Dies bedeutet zunächst, dass den indigenen Gemeinden, den Familien und Einzelpersonen im Heilungsprozess geholfen wird, das Trauma der Residential Schools und der destruktiven Folgen kolonialer Politik zu überwinden. Die kanadische Gesellschaft muss sich verändern, damit beide Seiten in Würde und gegenseitiger Achtung zusammenleben können. Sie müssen ihre jeweilige Geschichte kennen und an den Schulen lehren. Die Beziehungen zwischen den Regierungen des Bundes und der Provinzen zu den indigenen Völkern müssen sich ändern: Der paternalistische, bevormundende Ansatz des kanadischen Staates, der meint, für die Betroffenen handeln zu müssen statt mit ihnen, muss der Vergangenheit angehören. Selbstverwaltung, Selbstregierung und Selbstbestimmung der indigenen Völker müssen gestärkt werden. Dazu gehören Gesetze, die gemeinsam ausgearbeitet werden, wie etwa die im Sommer 2019 beschlossenen Gesetze über den Schutz und die Stärkung der indigenen Sprachen oder die Übernahme der Jugendfürsorge durch indigene Gemeinden und Organisationen. Und dazu gehören Verträge, die die First Nations, die Inuit und Métis mit den Regierungen schließen und die frühere Verträge aktualisieren, ergänzen oder komplett ersetzen und die Selbstbestimmung stärken. Das von Gerichten vielfach anerkannte Recht der indigenen Völker auf Mitbestimmung bei der Nutzung und Ausbeutung ihres traditionellen Siedlungsgebiets, die Anerkennung, dass es das Land der indigenen Völker ist, wenn es nicht durch faire, bindende Verträge übertragen wurde, muss gängige Praxis werden. Der Konflikt um die Erdgaspipeline auf dem Gebiet der Wet’suwet’en im Februar 2020 zeigt, dass es hier noch Defizite gibt.
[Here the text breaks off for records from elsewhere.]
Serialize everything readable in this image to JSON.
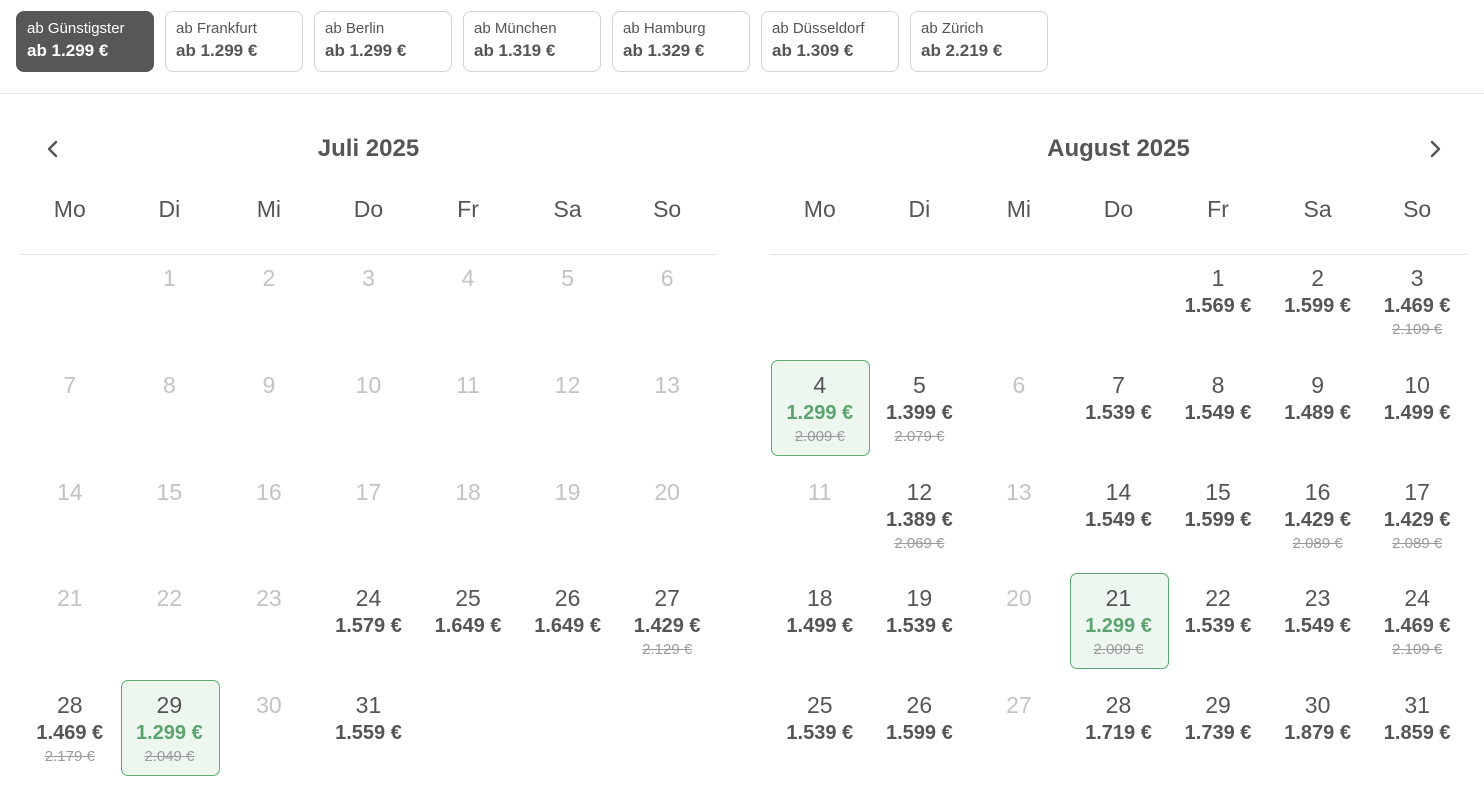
{
  "filters": [
    {
      "label": "ab Günstigster",
      "price": "ab 1.299 €",
      "active": true
    },
    {
      "label": "ab Frankfurt",
      "price": "ab 1.299 €",
      "active": false
    },
    {
      "label": "ab Berlin",
      "price": "ab 1.299 €",
      "active": false
    },
    {
      "label": "ab München",
      "price": "ab 1.319 €",
      "active": false
    },
    {
      "label": "ab Hamburg",
      "price": "ab 1.329 €",
      "active": false
    },
    {
      "label": "ab Düsseldorf",
      "price": "ab 1.309 €",
      "active": false
    },
    {
      "label": "ab Zürich",
      "price": "ab 2.219 €",
      "active": false
    }
  ],
  "icons": {
    "prev": "chevron-left-icon",
    "next": "chevron-right-icon"
  },
  "colors": {
    "active_chip": "#575757",
    "best_price": "#5ba46f",
    "best_border": "#5cab73",
    "best_bg": "#eef6f0",
    "disabled_day": "#c3c3c3"
  },
  "weekdays": [
    "Mo",
    "Di",
    "Mi",
    "Do",
    "Fr",
    "Sa",
    "So"
  ],
  "months": [
    {
      "title": "Juli 2025",
      "offset": 1,
      "days": [
        {
          "d": "1"
        },
        {
          "d": "2"
        },
        {
          "d": "3"
        },
        {
          "d": "4"
        },
        {
          "d": "5"
        },
        {
          "d": "6"
        },
        {
          "d": "7"
        },
        {
          "d": "8"
        },
        {
          "d": "9"
        },
        {
          "d": "10"
        },
        {
          "d": "11"
        },
        {
          "d": "12"
        },
        {
          "d": "13"
        },
        {
          "d": "14"
        },
        {
          "d": "15"
        },
        {
          "d": "16"
        },
        {
          "d": "17"
        },
        {
          "d": "18"
        },
        {
          "d": "19"
        },
        {
          "d": "20"
        },
        {
          "d": "21"
        },
        {
          "d": "22"
        },
        {
          "d": "23"
        },
        {
          "d": "24",
          "p": "1.579 €"
        },
        {
          "d": "25",
          "p": "1.649 €"
        },
        {
          "d": "26",
          "p": "1.649 €"
        },
        {
          "d": "27",
          "p": "1.429 €",
          "o": "2.129 €"
        },
        {
          "d": "28",
          "p": "1.469 €",
          "o": "2.179 €"
        },
        {
          "d": "29",
          "p": "1.299 €",
          "o": "2.049 €",
          "best": true
        },
        {
          "d": "30"
        },
        {
          "d": "31",
          "p": "1.559 €"
        }
      ]
    },
    {
      "title": "August 2025",
      "offset": 4,
      "days": [
        {
          "d": "1",
          "p": "1.569 €"
        },
        {
          "d": "2",
          "p": "1.599 €"
        },
        {
          "d": "3",
          "p": "1.469 €",
          "o": "2.109 €"
        },
        {
          "d": "4",
          "p": "1.299 €",
          "o": "2.009 €",
          "best": true
        },
        {
          "d": "5",
          "p": "1.399 €",
          "o": "2.079 €"
        },
        {
          "d": "6"
        },
        {
          "d": "7",
          "p": "1.539 €"
        },
        {
          "d": "8",
          "p": "1.549 €"
        },
        {
          "d": "9",
          "p": "1.489 €"
        },
        {
          "d": "10",
          "p": "1.499 €"
        },
        {
          "d": "11"
        },
        {
          "d": "12",
          "p": "1.389 €",
          "o": "2.069 €"
        },
        {
          "d": "13"
        },
        {
          "d": "14",
          "p": "1.549 €"
        },
        {
          "d": "15",
          "p": "1.599 €"
        },
        {
          "d": "16",
          "p": "1.429 €",
          "o": "2.089 €"
        },
        {
          "d": "17",
          "p": "1.429 €",
          "o": "2.089 €"
        },
        {
          "d": "18",
          "p": "1.499 €"
        },
        {
          "d": "19",
          "p": "1.539 €"
        },
        {
          "d": "20"
        },
        {
          "d": "21",
          "p": "1.299 €",
          "o": "2.009 €",
          "best": true
        },
        {
          "d": "22",
          "p": "1.539 €"
        },
        {
          "d": "23",
          "p": "1.549 €"
        },
        {
          "d": "24",
          "p": "1.469 €",
          "o": "2.109 €"
        },
        {
          "d": "25",
          "p": "1.539 €"
        },
        {
          "d": "26",
          "p": "1.599 €"
        },
        {
          "d": "27"
        },
        {
          "d": "28",
          "p": "1.719 €"
        },
        {
          "d": "29",
          "p": "1.739 €"
        },
        {
          "d": "30",
          "p": "1.879 €"
        },
        {
          "d": "31",
          "p": "1.859 €"
        }
      ]
    }
  ]
}
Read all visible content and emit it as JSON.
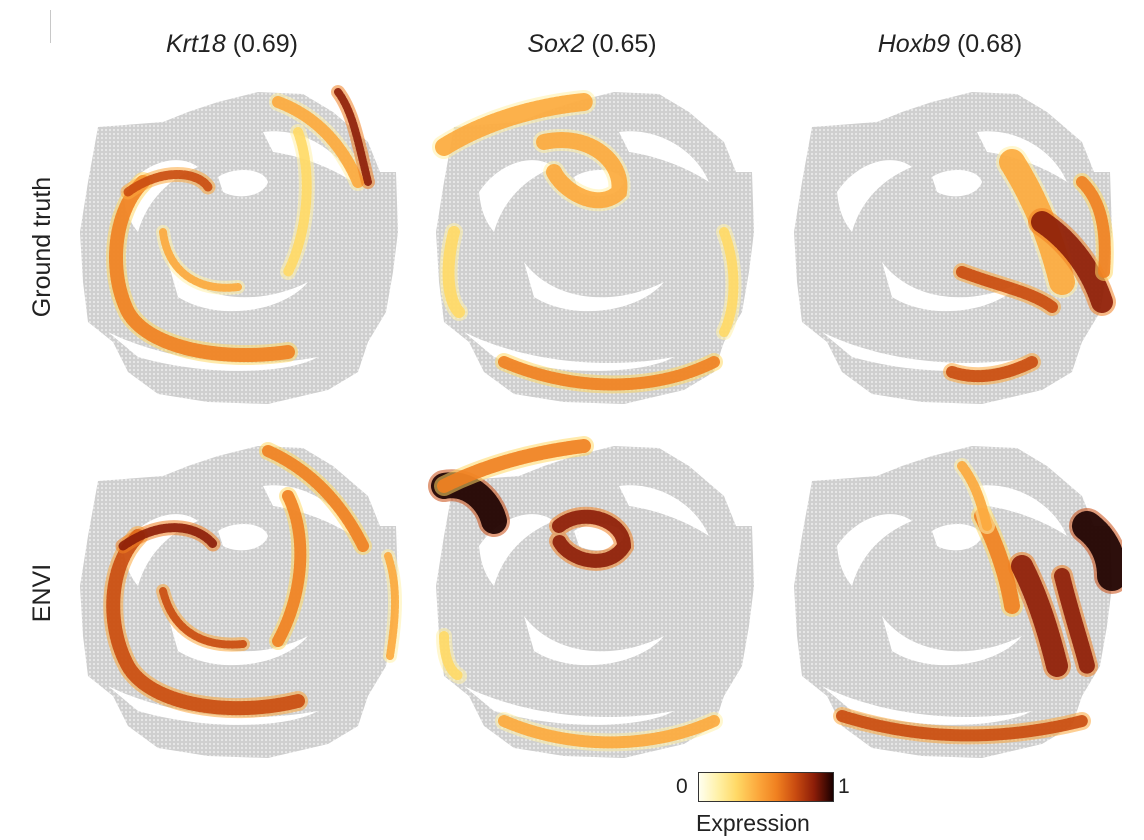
{
  "columns": [
    {
      "gene": "Krt18",
      "score": "(0.69)"
    },
    {
      "gene": "Sox2",
      "score": "(0.65)"
    },
    {
      "gene": "Hoxb9",
      "score": "(0.68)"
    }
  ],
  "rows": [
    {
      "label": "Ground truth"
    },
    {
      "label": "ENVI"
    }
  ],
  "colorbar": {
    "min_label": "0",
    "max_label": "1",
    "label": "Expression",
    "colors": [
      "#fffff0",
      "#fff1a8",
      "#ffd966",
      "#fca83c",
      "#f08020",
      "#c94b10",
      "#8c1d08",
      "#1a0000"
    ]
  },
  "background_spot_color": "#cfcfcf"
}
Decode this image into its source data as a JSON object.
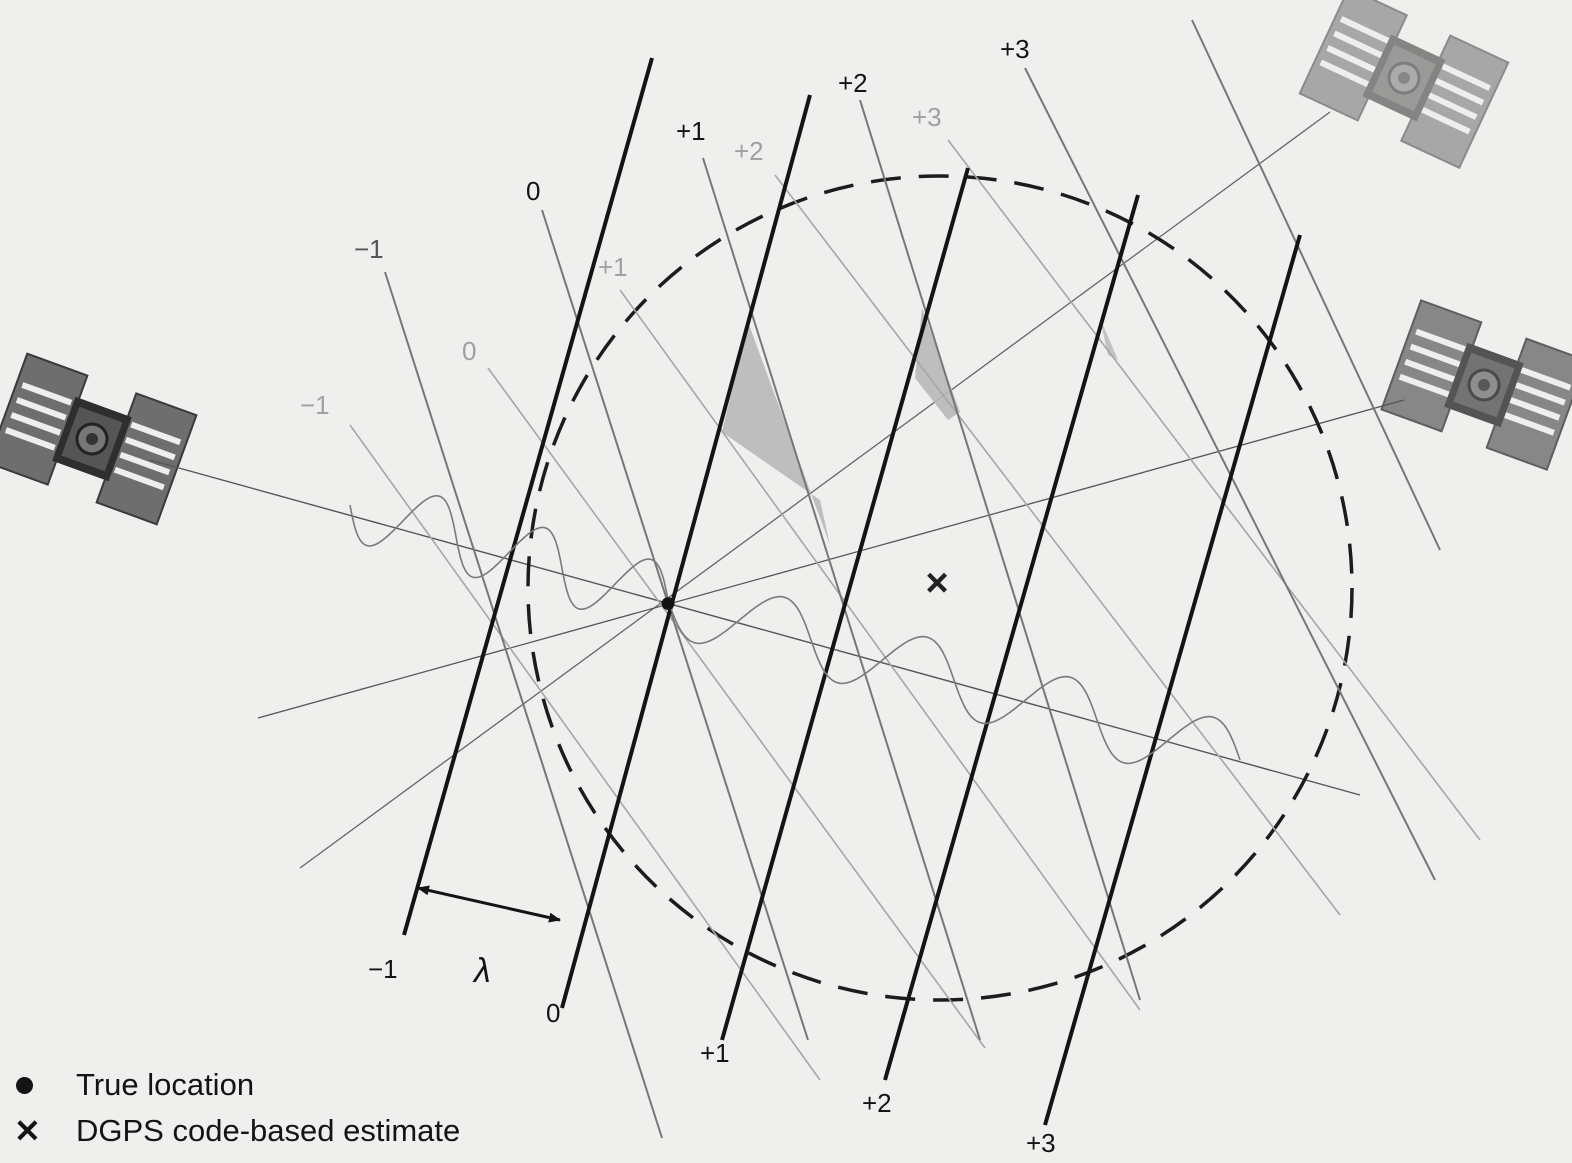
{
  "diagram": {
    "wavelength_symbol": "λ",
    "true_location_marker": "●",
    "estimate_marker": "×",
    "bold_labels": [
      "−1",
      "0",
      "+1",
      "+2",
      "+3"
    ],
    "bold_labels_top": [
      "0",
      "+1",
      "+2",
      "+3"
    ],
    "medium_labels": [
      "−1",
      "0",
      "+1",
      "+2",
      "+3"
    ],
    "light_labels": [
      "−1",
      "0",
      "+1",
      "+2",
      "+3"
    ]
  },
  "legend": {
    "items": [
      {
        "icon": "filled-circle",
        "label": "True location"
      },
      {
        "icon": "x-mark",
        "label": "DGPS code-based estimate"
      }
    ]
  },
  "colors": {
    "background": "#efefed",
    "ink": "#141414",
    "medium_line": "#7a7a7a",
    "light_line": "#a8a8a8",
    "shaded_region": "#b9b9b9",
    "satellite_panel": "#6e6e6e"
  }
}
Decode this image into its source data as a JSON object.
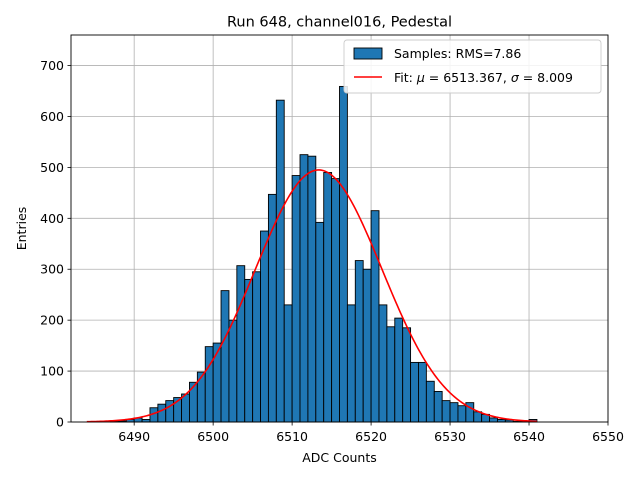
{
  "chart_data": {
    "type": "bar",
    "title": "Run 648, channel016, Pedestal",
    "xlabel": "ADC Counts",
    "ylabel": "Entries",
    "xlim": [
      6482,
      6550
    ],
    "ylim": [
      0,
      760
    ],
    "xticks": [
      6490,
      6500,
      6510,
      6520,
      6530,
      6540,
      6550
    ],
    "yticks": [
      0,
      100,
      200,
      300,
      400,
      500,
      600,
      700
    ],
    "grid": true,
    "legend_position": "top-right",
    "legend": {
      "histogram": "Samples: RMS=7.86",
      "fit_prefix": "Fit: ",
      "fit_mu_symbol": "μ",
      "fit_mu_value": " = 6513.367, ",
      "fit_sigma_symbol": "σ",
      "fit_sigma_value": " = 8.009"
    },
    "histogram": {
      "bin_start": 6487,
      "bin_width": 1,
      "counts": [
        1,
        2,
        5,
        8,
        5,
        28,
        35,
        42,
        48,
        55,
        78,
        98,
        148,
        155,
        258,
        200,
        307,
        280,
        295,
        375,
        447,
        632,
        230,
        484,
        525,
        522,
        392,
        490,
        478,
        659,
        230,
        317,
        300,
        415,
        230,
        187,
        204,
        185,
        117,
        117,
        80,
        60,
        42,
        38,
        32,
        38,
        20,
        15,
        8,
        5,
        4,
        1,
        2,
        5
      ],
      "bar_color": "#1f77b4",
      "edge_color": "#000000"
    },
    "fit": {
      "type": "gaussian",
      "mu": 6513.367,
      "sigma": 8.009,
      "amplitude": 495,
      "x_range": [
        6484,
        6541
      ],
      "color": "#ff0000"
    }
  }
}
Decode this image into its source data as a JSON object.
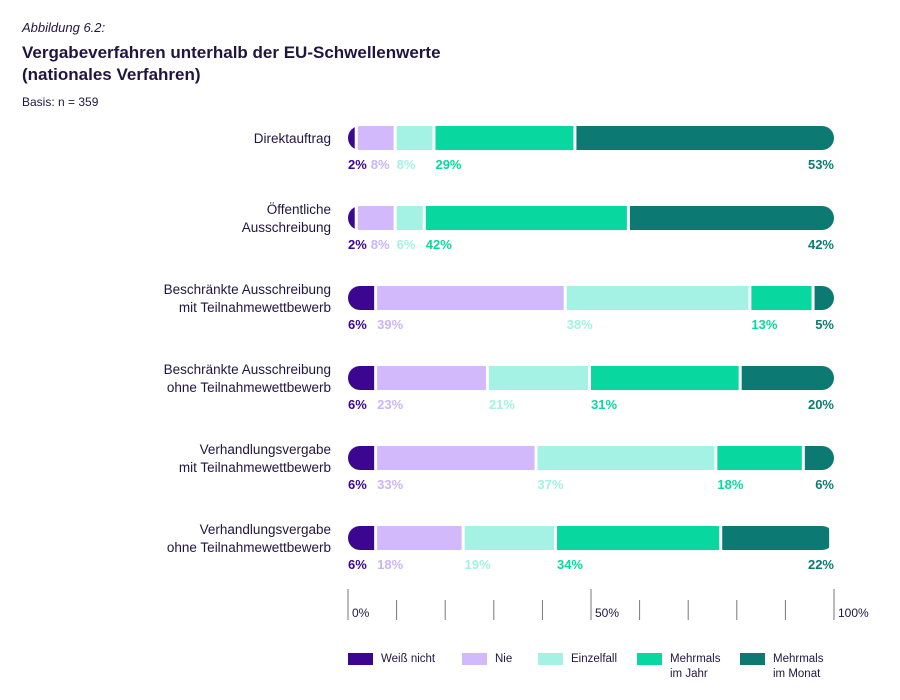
{
  "figure_label": "Abbildung 6.2:",
  "title_line1": "Vergabeverfahren unterhalb der EU-Schwellenwerte",
  "title_line2": "(nationales Verfahren)",
  "basis": "Basis: n = 359",
  "chart_data": {
    "type": "bar",
    "orientation": "horizontal-stacked",
    "title": "Vergabeverfahren unterhalb der EU-Schwellenwerte (nationales Verfahren)",
    "categories": [
      [
        "Direktauftrag"
      ],
      [
        "Öffentliche",
        "Ausschreibung"
      ],
      [
        "Beschränkte Ausschreibung",
        "mit Teilnahmewettbewerb"
      ],
      [
        "Beschränkte Ausschreibung",
        "ohne Teilnahmewettbewerb"
      ],
      [
        "Verhandlungsvergabe",
        "mit Teilnahmewettbewerb"
      ],
      [
        "Verhandlungsvergabe",
        "ohne Teilnahmewettbewerb"
      ]
    ],
    "series": [
      {
        "name": [
          "Weiß nicht"
        ],
        "color": "#3d0690",
        "label_color": "#3d0690",
        "values": [
          2,
          2,
          6,
          6,
          6,
          6
        ]
      },
      {
        "name": [
          "Nie"
        ],
        "color": "#d1b9fb",
        "label_color": "#cbb5f5",
        "values": [
          8,
          8,
          39,
          23,
          33,
          18
        ]
      },
      {
        "name": [
          "Einzelfall"
        ],
        "color": "#a3f2e3",
        "label_color": "#a3f2e3",
        "values": [
          8,
          6,
          38,
          21,
          37,
          19
        ]
      },
      {
        "name": [
          "Mehrmals",
          "im Jahr"
        ],
        "color": "#08d8a0",
        "label_color": "#08d8a0",
        "values": [
          29,
          42,
          13,
          31,
          18,
          34
        ]
      },
      {
        "name": [
          "Mehrmals",
          "im Monat"
        ],
        "color": "#0c7a73",
        "label_color": "#0c7a73",
        "values": [
          53,
          42,
          5,
          20,
          6,
          22
        ]
      }
    ],
    "value_suffix": "%",
    "xlim": [
      0,
      100
    ],
    "xticks": [
      0,
      10,
      20,
      30,
      40,
      50,
      60,
      70,
      80,
      90,
      100
    ],
    "xtick_labels": {
      "0": "0%",
      "50": "50%",
      "100": "100%"
    },
    "legend_position": "bottom"
  }
}
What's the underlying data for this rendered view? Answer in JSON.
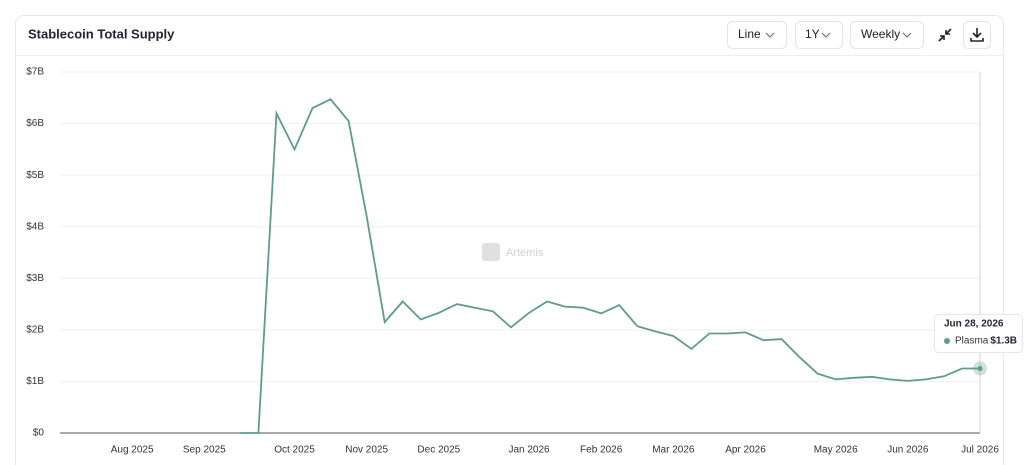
{
  "controls": {
    "chart_type": "Line",
    "range": "1Y",
    "interval": "Weekly"
  },
  "watermark": "Artemis",
  "chart_data": {
    "type": "line",
    "title": "Stablecoin Total Supply",
    "categories": [
      null,
      null,
      null,
      null,
      "Aug 2025",
      null,
      null,
      null,
      "Sep 2025",
      null,
      null,
      null,
      null,
      "Oct 2025",
      null,
      null,
      null,
      "Nov 2025",
      null,
      null,
      null,
      "Dec 2025",
      null,
      null,
      null,
      null,
      "Jan 2026",
      null,
      null,
      null,
      "Feb 2026",
      null,
      null,
      null,
      "Mar 2026",
      null,
      null,
      null,
      "Apr 2026",
      null,
      null,
      null,
      null,
      "May 2026",
      null,
      null,
      null,
      "Jun 2026",
      null,
      null,
      null,
      "Jul 2026"
    ],
    "series": [
      {
        "name": "Plasma",
        "color": "#5c9f82",
        "values": [
          null,
          null,
          null,
          null,
          null,
          null,
          null,
          null,
          null,
          null,
          0,
          0,
          6.2,
          5.5,
          6.3,
          6.47,
          6.05,
          4.2,
          2.15,
          2.55,
          2.2,
          2.33,
          2.5,
          2.43,
          2.36,
          2.05,
          2.33,
          2.55,
          2.45,
          2.43,
          2.32,
          2.48,
          2.07,
          1.97,
          1.88,
          1.63,
          1.93,
          1.93,
          1.95,
          1.8,
          1.82,
          1.47,
          1.15,
          1.04,
          1.07,
          1.09,
          1.04,
          1.01,
          1.04,
          1.1,
          1.25,
          1.25
        ]
      }
    ],
    "ylim": [
      0,
      7
    ],
    "yticks": [
      {
        "value": 0,
        "label": "$0"
      },
      {
        "value": 1,
        "label": "$1B"
      },
      {
        "value": 2,
        "label": "$2B"
      },
      {
        "value": 3,
        "label": "$3B"
      },
      {
        "value": 4,
        "label": "$4B"
      },
      {
        "value": 5,
        "label": "$5B"
      },
      {
        "value": 6,
        "label": "$6B"
      },
      {
        "value": 7,
        "label": "$7B"
      }
    ],
    "grid": true,
    "tooltip": {
      "date": "Jun 28, 2026",
      "value_label": "$1.3B"
    }
  }
}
Vor allem bedeutet Reconciliation, dass das Vertrauen, das über mehr als 150 Jahre hinweg völlig zerstört wurde, wiederhergestellt wird. Vertrauensvolle, respektvolle Beziehungen bedeuten darüber hinaus, dass indigenes Recht und indigene rechtliche Traditionen etwa bei der Entscheidungsfindung und im Justizsystem anerkannt werden. Dies ist ein schweres Unterfangen angesichts der Unterschiede in Entscheidungsprozessen und im Verständnis von Konsultation und Zustimmung. Kompetenzen müssen neu abgesteckt werden. Für den Staat und die Bürokratie ist dies eine Herausforderung. Ultimaten und Drohungen, das zeigte der Wet’suwet’en-Konflikt, helfen nicht.

»Reconciliation bietet einen neuen Weg des Zusammenlebens«, stellt die Wahrheits- und Versöhnungskommission fest. Steven Point, der frühere Grand Chief des »Stó:lō Tribal Council«, eines Stammestribunals, und Lieutenant-Governor9 von British Columbia, sagte in einer Anhörung: »Ich werde weiter über Versöhnung sprechen. Aber es ist ebenso wichtig, den Heilungsprozess in unserem Volk zu fördern, sodass unsere Kinder diese Schmerzen nicht mehr erleiden, dass wir diese Zerstörung vermeiden und am Ende unseren berechtigten Platz in diesem ›unserem Kanada‹ einnehmen.«10 Reconciliation, Versöhnung und Verständigung brauchen Zeit.